= Glasgow Print Studio =

Arts organisation

Glasgow Print Studio is an arts organisation situated in Glasgow, Scotland. Founded in 1972, Glasgow Print Studio is an organisation with charitable status that exists to encourage and promote the art of printmaking; it is supported by Creative Scotland and Glasgow City Council.

Providing facilities for the production of etchings, relief prints, and screenprints, Glasgow Print Studio has a membership of over 300 artists who use the custom-built printmakers workshop. The Studio also has two exhibition spaces hosting an exhibitions programme. It also runs a learning programme focused on teaching and developing understanding of fine art printmaking.

As well as providing subsidised printmaking facilities to artists, the Studio also supports its artist members by promoting and selling their art work in the gallery, on its website and at international art fairs.

The Studio also has a print publishing programme, where an artist is invited to the studio to work with a master printmaker to make an edition of original prints. It has worked with a range of Scottish and international artists, including Elizabeth Blackadder, John Byrne, Peter Howson, Christine Borland, and Alasdair Gray. These publications can be seen in the gallery and on the Studio's website.

==History==

In 1972, a group of graduates from Glasgow School of Art set up Glasgow Print Studio in a flat in Finnieston. Finding nowhere that they could continue printmaking after graduation, they were supported by the Glasgow School of Art's Head of Printmaking, Philip Reeves, to establish their own workshop. Reeves, who had helped found Edinburgh Printmakers five years earlier, was a founder member of the Glasgow studio.

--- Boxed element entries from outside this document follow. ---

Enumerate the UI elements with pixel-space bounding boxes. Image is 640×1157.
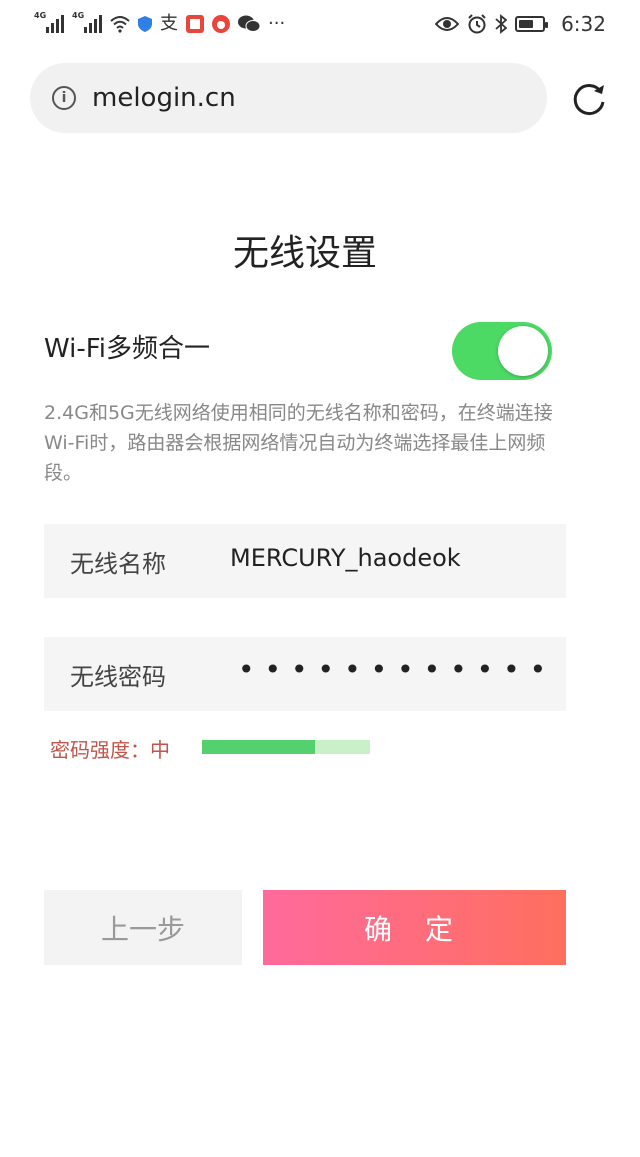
- password-label: 无线密码: [70, 663, 166, 691]
- password-strength: 密码强度：中: [50, 732, 390, 762]
- strength-bar-fill: [202, 740, 315, 754]
- more-notifications: ···: [268, 13, 286, 34]
- strength-label: 密码强度：中: [50, 738, 170, 762]
- book-icon: [186, 15, 204, 33]
- sim2-label: 4G: [72, 11, 85, 20]
- clock: 6:32: [561, 12, 606, 36]
- ssid-field[interactable]: 无线名称 MERCURY_haodeok: [44, 524, 566, 598]
- strength-bar: [202, 740, 370, 754]
- info-icon[interactable]: i: [52, 86, 76, 110]
- ssid-input[interactable]: MERCURY_haodeok: [230, 544, 461, 572]
- weibo-icon: [212, 15, 230, 33]
- password-input[interactable]: ••••••••••••: [238, 653, 556, 686]
- ssid-label: 无线名称: [70, 550, 166, 578]
- status-right: 6:32: [435, 12, 606, 36]
- status-left: 4G 4G 支 ···: [34, 11, 286, 34]
- eye-icon: [435, 17, 460, 31]
- sim1-label: 4G: [34, 11, 47, 20]
- toggle-knob: [498, 326, 548, 376]
- battery-icon: [515, 16, 549, 32]
- wifi-icon: [110, 16, 130, 33]
- signal-icon-2: 4G: [72, 11, 102, 33]
- shield-icon: [138, 16, 152, 32]
- url-text: melogin.cn: [92, 83, 236, 113]
- alarm-icon: [468, 14, 486, 34]
- page-title: 无线设置: [232, 233, 377, 274]
- wifi-merge-description: 2.4G和5G无线网络使用相同的无线名称和密码，在终端连接Wi-Fi时，路由器会…: [44, 402, 553, 484]
- wifi-merge-row: Wi-Fi多频合一: [44, 322, 564, 380]
- wifi-merge-toggle[interactable]: [452, 322, 552, 380]
- prev-button[interactable]: 上一步: [44, 890, 242, 965]
- confirm-button[interactable]: 确 定: [263, 890, 566, 965]
- password-field[interactable]: 无线密码 ••••••••••••: [44, 637, 566, 711]
- alipay-icon: 支: [160, 13, 178, 34]
- signal-icon: 4G: [34, 11, 64, 33]
- address-bar[interactable]: i melogin.cn: [30, 63, 547, 133]
- bluetooth-icon: [495, 14, 508, 34]
- wechat-icon: [238, 15, 260, 32]
- reload-icon[interactable]: [570, 80, 608, 118]
- status-bar: 4G 4G 支 ··· 6:32: [0, 0, 640, 48]
- wifi-merge-label: Wi-Fi多频合一: [44, 334, 211, 364]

As membership of the organisation increased, the 1976 move to Ingram Street in the city centre provided a larger workshop plus a gallery. Here, artists had a space to sell their work and the programme ranged from contemporary print to the popular Scottish Cartoonists exhibition and a retrospective by L. S. Lowry. At Ingram Street, the Print Studio was at the centre of a social and artistic whirl. Bands played and plays were performed in the gallery, while the Print Studio Press published books by Scottish writers including Liz Lochhead and Alasdair Gray. The Studio also organised an annual Midsummer Ball, which became a key event in Glasgow’s social calendar.

Fruitful relationships have developed with established artists such as Elizabeth Blackadder, Adrian Wiszniewski, Scott Myles, Jim Lambie, Claire Barclay, Ciara Phillips and John Byrne, who work collaboratively with the Studio’s master printers. The Studio offers both traditional and digital printing facilities and uses its expertise to work with contemporary galleries like The Modern Institute. Over forty years after its establishment, Glasgow Print Studio continues to play a vital role in encouraging and supporting a vibrant artistic community.

Unique to Scotland’s cultural landscape and central to the development of Glasgow’s Merchant City as the city's vibrant cultural quarter, the studio's workshop, galleries, archive, education space and other facilities now span three floors of Glasgow’s centre for art and creativity, Trongate 103.